Drove across Glenshee, Aberfeldy, Loch Tay, Tyndrum, Dalmally, Inverary, Lochgilphead then winding down Crinan and Tayvalich to edge of the Island of Danna.  Parked up, loaded my trusty Tiderace PACE 17S and away at 1410hrs.  Out beyond the rock finger at Keills and then north before going straight across westwards to Jura.  The crossing was hardwork with N wind F3 and a small chop (8 kms across). Exited in Tarbert Bay across the sand by the chapel and up the landrover double-track that heads NW. Bits were very bumpy so it took a while to ensure the load stayed on the portage trolley – slightly soft pneumatic tyres were a real boon.  Actually met two estate landrovers coming out as I tackled the last 200m. Anyway they were smiling behind their covid masks!

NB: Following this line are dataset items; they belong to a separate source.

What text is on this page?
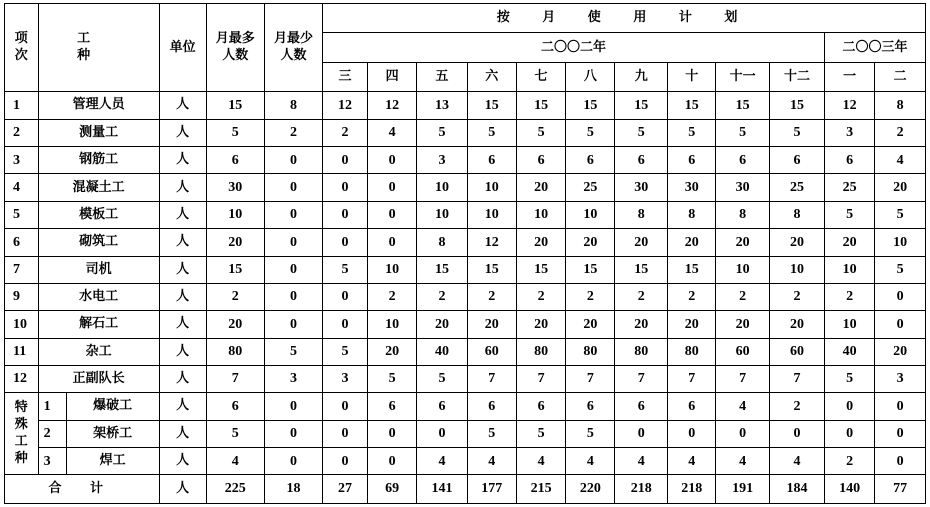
项次	工 种		单位	月最多人数	月最少人数	按 月 使 用 计 划											
						二〇〇二年										二〇〇三年	
						三	四	五	六	七	八	九	十	十一	十二	一	二
1	管理人员		人	15	8	12	12	13	15	15	15	15	15	15	15	12	8
2	测量工		人	5	2	2	4	5	5	5	5	5	5	5	5	3	2
3	钢筋工		人	6	0	0	0	3	6	6	6	6	6	6	6	6	4
4	混凝土工		人	30	0	0	0	10	10	20	25	30	30	30	25	25	20
5	模板工		人	10	0	0	0	10	10	10	10	8	8	8	8	5	5
6	砌筑工		人	20	0	0	0	8	12	20	20	20	20	20	20	20	10
7	司机		人	15	0	5	10	15	15	15	15	15	15	10	10	10	5
9	水电工		人	2	0	0	2	2	2	2	2	2	2	2	2	2	0
10	解石工		人	20	0	0	10	20	20	20	20	20	20	20	20	10	0
11	杂工		人	80	5	5	20	40	60	80	80	80	80	60	60	40	20
12	正副队长		人	7	3	3	5	5	7	7	7	7	7	7	7	5	3

特殊工种	1	爆破工	人	6	0	0	6	6	6	6	6	6	6	4	2	0	0
	2	架桥工	人	5	0	0	0	0	5	5	5	0	0	0	0	0	0
	3	焊工	人	4	0	0	0	4	4	4	4	4	4	4	4	2	0
合 计			人	225	18	27	69	141	177	215	220	218	218	191	184	140	77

Quickly repacked the boat and launched again about 6pm into the lovely quiet inner Loch Tarbert with sunshine and peace. It is tidal but I didn’t see much flow through the narrows at Chumhain Bhig  (max my GPS reported was 11kph). Great scenery in the loch with a few moored yachty visitors and some estate fishing/working boats. Out of Loch Tarbert after 12 kms and the final push for the day with an increasing NW wind.  The crossing to Rhuvaal light on Islay was in a bigger rolling swell going south into the mouth of the Sound. I was heading directly into the sun (very late afternoon) due west, and it became dusk as I completed the crossing.  Nice sunset as I was landing on the first big beach past the light (Dhoruis), good job it had been a clear skies sort of day. So dinner was late and eaten in the tent. A total of 34kms for the day including the 2 km portage. Had spotted some seals but not much else.
 



Day 2, Saturday
 
Early alarm and launched at 0845. Still aiming west along the top of the island with a large lumpy “beam on” sea, bright skies though. Avoided the shallows at Gruinart Bay, past Ardnave Point, and saw some good looking landing/lunch spots on Nave island (for the future). Got some downwind action as I turned the corner to head south but also had to well aware of the sharp rock reefs extending out from the foreshore. Pulled over for lunch after a satisfying and refreshing 25kms at Fleisgein Bheag beach.  Unusual for me but took a good 45mins time-out here. 
 

Then onwards past alternating headlands and beaches on Islay’s exposed west coast. Sea state a little easier across Kilchoman Bay (about 38 kms so far – distillery #1 spotted on the rise) but it was big & lumpy for the final hour down to Lossit. 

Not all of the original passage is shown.